The Tinkerer Speed Run
Who can get the biggest artifact creature onto the battlefield by the end of a certain number of turns? What about the most artifact creatures? If you have a smaller playgroup, pick one of these goals and use it to determine the winner. If you have a bigger playgroup, award points for the winner of each objective and only declare a winner if one player manages to accomplish both goals at once.
Tinkerer Speed Run games scale well and go quick, which is part of the appeal. I find that they work best when you increase or decrease the number of turns required across multiple games, which helps create a lot of interesting variation. I like rolling two six-sided dice and using whatever number comes out for the turn cutoff. You'll find that the optimal deck-building strategy for a turn-three win is very different than one that will crush the competition on turn eleven. Which path will you take?
Stop the Mad Scientist
Infinite combos can be frustrating to play against. You're cooking along, building up your army, when suddenly...Bam! Your opponent wins the game out of nowhere. What's up with that?
In Stop the Mad Scientist, though, going infinite is the only way to win. Every player should try to fill their deck with as many combos and ways to disrupt them as possible. If your library is emptied without a player having gone infinite, you simply shuffle your graveyard and exiled cards back together, call it your new library, and keep playing.
This is not a format for everybody. Only the truly mad scientists among us are likely to embrace it, and finding Kaladesh's hidden combinations may take some work.
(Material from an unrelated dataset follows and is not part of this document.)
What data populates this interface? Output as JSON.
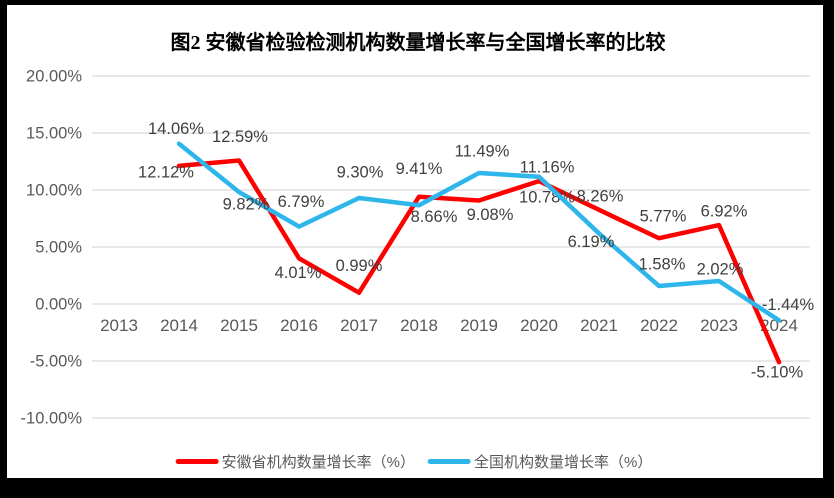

But if you're truly dedicated to the art of building Kaladesh's ultimate invention, here's your ideal arena.
Race for the Prize
In Race for the Prize, players aren't dealt damage in the traditional sense. In fact, normal creatures cannot attack or block at all. Only Vehicles are allowed to enter combat, and a winner is determined by whichever Vehicle reaches the end of the race (20 kilometers) first.
Instead of dealing damage, each Vehicle you control gains "distance" equal to the amount of combat damage they would have dealt to a player. So if your Fleetwheel Cruiser attacks and isn't blocked, it gains five kilometers of distance.
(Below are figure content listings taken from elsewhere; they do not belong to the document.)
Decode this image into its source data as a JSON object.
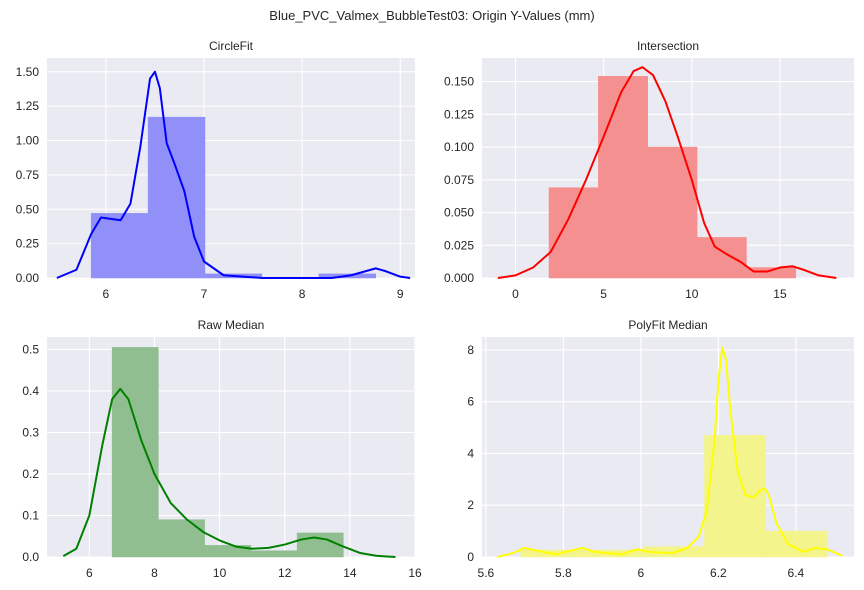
{
  "figure": {
    "title": "Blue_PVC_Valmex_BubbleTest03: Origin Y-Values (mm)"
  },
  "chart_data": [
    {
      "type": "bar",
      "title": "CircleFit",
      "color": "#0000ff",
      "bar_color": "#9090f8",
      "xlim": [
        5.4,
        9.15
      ],
      "ylim": [
        0,
        1.6
      ],
      "xticks": [
        6,
        7,
        8,
        9
      ],
      "yticks": [
        0.0,
        0.25,
        0.5,
        0.75,
        1.0,
        1.25,
        1.5
      ],
      "ytick_labels": [
        "0.00",
        "0.25",
        "0.50",
        "0.75",
        "1.00",
        "1.25",
        "1.50"
      ],
      "bins": [
        {
          "x0": 5.85,
          "x1": 6.43,
          "value": 0.47
        },
        {
          "x0": 6.43,
          "x1": 7.01,
          "value": 1.17
        },
        {
          "x0": 7.01,
          "x1": 7.59,
          "value": 0.03
        },
        {
          "x0": 7.59,
          "x1": 8.17,
          "value": 0.0
        },
        {
          "x0": 8.17,
          "x1": 8.75,
          "value": 0.03
        }
      ],
      "kde": [
        [
          5.5,
          0.0
        ],
        [
          5.7,
          0.06
        ],
        [
          5.85,
          0.32
        ],
        [
          5.95,
          0.44
        ],
        [
          6.05,
          0.43
        ],
        [
          6.15,
          0.42
        ],
        [
          6.25,
          0.54
        ],
        [
          6.35,
          0.95
        ],
        [
          6.45,
          1.45
        ],
        [
          6.5,
          1.5
        ],
        [
          6.55,
          1.38
        ],
        [
          6.62,
          0.98
        ],
        [
          6.7,
          0.83
        ],
        [
          6.8,
          0.63
        ],
        [
          6.9,
          0.3
        ],
        [
          7.0,
          0.12
        ],
        [
          7.2,
          0.02
        ],
        [
          7.6,
          0.0
        ],
        [
          8.3,
          0.0
        ],
        [
          8.5,
          0.02
        ],
        [
          8.65,
          0.05
        ],
        [
          8.75,
          0.07
        ],
        [
          8.85,
          0.05
        ],
        [
          9.0,
          0.01
        ],
        [
          9.1,
          0.0
        ]
      ]
    },
    {
      "type": "bar",
      "title": "Intersection",
      "color": "#ff0000",
      "bar_color": "#f59090",
      "xlim": [
        -1.9,
        19.2
      ],
      "ylim": [
        0,
        0.168
      ],
      "xticks": [
        0,
        5,
        10,
        15
      ],
      "yticks": [
        0.0,
        0.025,
        0.05,
        0.075,
        0.1,
        0.125,
        0.15
      ],
      "ytick_labels": [
        "0.000",
        "0.025",
        "0.050",
        "0.075",
        "0.100",
        "0.125",
        "0.150"
      ],
      "bins": [
        {
          "x0": 1.9,
          "x1": 4.7,
          "value": 0.069
        },
        {
          "x0": 4.7,
          "x1": 7.5,
          "value": 0.154
        },
        {
          "x0": 7.5,
          "x1": 10.3,
          "value": 0.1
        },
        {
          "x0": 10.3,
          "x1": 13.1,
          "value": 0.031
        },
        {
          "x0": 13.1,
          "x1": 15.9,
          "value": 0.008
        }
      ],
      "kde": [
        [
          -1.0,
          0.0
        ],
        [
          0.0,
          0.002
        ],
        [
          1.0,
          0.008
        ],
        [
          2.0,
          0.02
        ],
        [
          3.0,
          0.045
        ],
        [
          4.0,
          0.075
        ],
        [
          5.0,
          0.108
        ],
        [
          6.0,
          0.142
        ],
        [
          6.7,
          0.158
        ],
        [
          7.2,
          0.161
        ],
        [
          7.8,
          0.155
        ],
        [
          8.5,
          0.135
        ],
        [
          9.2,
          0.108
        ],
        [
          10.0,
          0.075
        ],
        [
          10.7,
          0.042
        ],
        [
          11.3,
          0.024
        ],
        [
          12.0,
          0.018
        ],
        [
          12.8,
          0.012
        ],
        [
          13.5,
          0.005
        ],
        [
          14.3,
          0.005
        ],
        [
          15.0,
          0.008
        ],
        [
          15.7,
          0.009
        ],
        [
          16.4,
          0.006
        ],
        [
          17.2,
          0.002
        ],
        [
          18.2,
          0.0
        ]
      ]
    },
    {
      "type": "bar",
      "title": "Raw Median",
      "color": "#008000",
      "bar_color": "#90be90",
      "xlim": [
        4.7,
        16.0
      ],
      "ylim": [
        0,
        0.53
      ],
      "xticks": [
        6,
        8,
        10,
        12,
        14,
        16
      ],
      "yticks": [
        0.0,
        0.1,
        0.2,
        0.3,
        0.4,
        0.5
      ],
      "ytick_labels": [
        "0.0",
        "0.1",
        "0.2",
        "0.3",
        "0.4",
        "0.5"
      ],
      "bins": [
        {
          "x0": 6.7,
          "x1": 8.12,
          "value": 0.505
        },
        {
          "x0": 8.12,
          "x1": 9.54,
          "value": 0.09
        },
        {
          "x0": 9.54,
          "x1": 10.96,
          "value": 0.028
        },
        {
          "x0": 10.96,
          "x1": 12.38,
          "value": 0.015
        },
        {
          "x0": 12.38,
          "x1": 13.8,
          "value": 0.058
        }
      ],
      "kde": [
        [
          5.2,
          0.002
        ],
        [
          5.6,
          0.02
        ],
        [
          6.0,
          0.1
        ],
        [
          6.4,
          0.27
        ],
        [
          6.7,
          0.38
        ],
        [
          6.95,
          0.405
        ],
        [
          7.2,
          0.38
        ],
        [
          7.6,
          0.28
        ],
        [
          8.0,
          0.2
        ],
        [
          8.5,
          0.13
        ],
        [
          9.0,
          0.09
        ],
        [
          9.5,
          0.06
        ],
        [
          10.0,
          0.04
        ],
        [
          10.5,
          0.025
        ],
        [
          11.0,
          0.02
        ],
        [
          11.5,
          0.022
        ],
        [
          12.0,
          0.03
        ],
        [
          12.5,
          0.042
        ],
        [
          12.9,
          0.047
        ],
        [
          13.3,
          0.042
        ],
        [
          13.8,
          0.025
        ],
        [
          14.3,
          0.01
        ],
        [
          14.8,
          0.003
        ],
        [
          15.4,
          0.0
        ]
      ]
    },
    {
      "type": "bar",
      "title": "PolyFit Median",
      "color": "#ffff00",
      "bar_color": "#f4f48c",
      "xlim": [
        5.59,
        6.55
      ],
      "ylim": [
        0,
        8.5
      ],
      "xticks": [
        5.6,
        5.8,
        6.0,
        6.2,
        6.4
      ],
      "ytick_labels": [
        "0",
        "2",
        "4",
        "6",
        "8"
      ],
      "yticks": [
        0,
        2,
        4,
        6,
        8
      ],
      "bins": [
        {
          "x0": 5.69,
          "x1": 5.848,
          "value": 0.27
        },
        {
          "x0": 5.848,
          "x1": 6.006,
          "value": 0.27
        },
        {
          "x0": 6.006,
          "x1": 6.164,
          "value": 0.4
        },
        {
          "x0": 6.164,
          "x1": 6.322,
          "value": 4.7
        },
        {
          "x0": 6.322,
          "x1": 6.48,
          "value": 1.0
        }
      ],
      "kde": [
        [
          5.63,
          0.0
        ],
        [
          5.67,
          0.15
        ],
        [
          5.7,
          0.35
        ],
        [
          5.73,
          0.25
        ],
        [
          5.78,
          0.1
        ],
        [
          5.82,
          0.25
        ],
        [
          5.85,
          0.35
        ],
        [
          5.88,
          0.2
        ],
        [
          5.95,
          0.1
        ],
        [
          5.99,
          0.3
        ],
        [
          6.02,
          0.2
        ],
        [
          6.08,
          0.15
        ],
        [
          6.12,
          0.35
        ],
        [
          6.15,
          0.8
        ],
        [
          6.17,
          1.8
        ],
        [
          6.19,
          4.5
        ],
        [
          6.2,
          6.8
        ],
        [
          6.21,
          8.1
        ],
        [
          6.22,
          7.6
        ],
        [
          6.23,
          5.8
        ],
        [
          6.25,
          3.3
        ],
        [
          6.27,
          2.4
        ],
        [
          6.29,
          2.3
        ],
        [
          6.31,
          2.6
        ],
        [
          6.32,
          2.65
        ],
        [
          6.33,
          2.4
        ],
        [
          6.35,
          1.3
        ],
        [
          6.38,
          0.5
        ],
        [
          6.42,
          0.2
        ],
        [
          6.45,
          0.35
        ],
        [
          6.48,
          0.3
        ],
        [
          6.52,
          0.05
        ]
      ]
    }
  ]
}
Watch out, though—your opponent can still enter combat and block your attacks with their own Vehicles, much like how two cars can crash into each other in an attempt to control the outcome of a race. Since each of your Vehicles accrues distance separately, you'll have to work hard in order to make sure one of your cars goes the distance before getting knocked out of the race entirely.
Invent Your Tomorrow
In this format, you and your playgroup are a club of veteran inventors who are always trying to impress each other. Before the game, each of you will announce what your personal win condition will be.
How will you choose to demonstrate your proficiency? Build ten Thopters? Crew three Vehicles at once? Crack all five Puzzleknots? End a turn with 30 life and zero permanents in play? You can pick whatever you want as long as your opponents judge it to be sufficiently challenging—don't forget that your ultimate goal is to impress your fellow inventors.
This format is a little more holistic than the others, and it's probably better for playgroups that are less competitive. But if you and your friends love building funky decks—and especially if you're up for roleplaying as over-confident inventors—you absolutely must give it a try.
Kaladesh isn't as spooky as Innistrad, and it isn't facing down the Multiverse-spanning terror of the Eldrazi, but that doesn't mean your decks have to be any less flavorful. I love dark horror as much as anyone, but embracing Kaladesh's bright and shiny aesthetic has been one of the most joyful experiences I've had in my Magic-playing career.
My favorite part of Kaladesh's flavor is how openly it encourages self-expression. Who do you want to be? What do you want to create? How do you want to play? In Kaladesh, the future is wide open.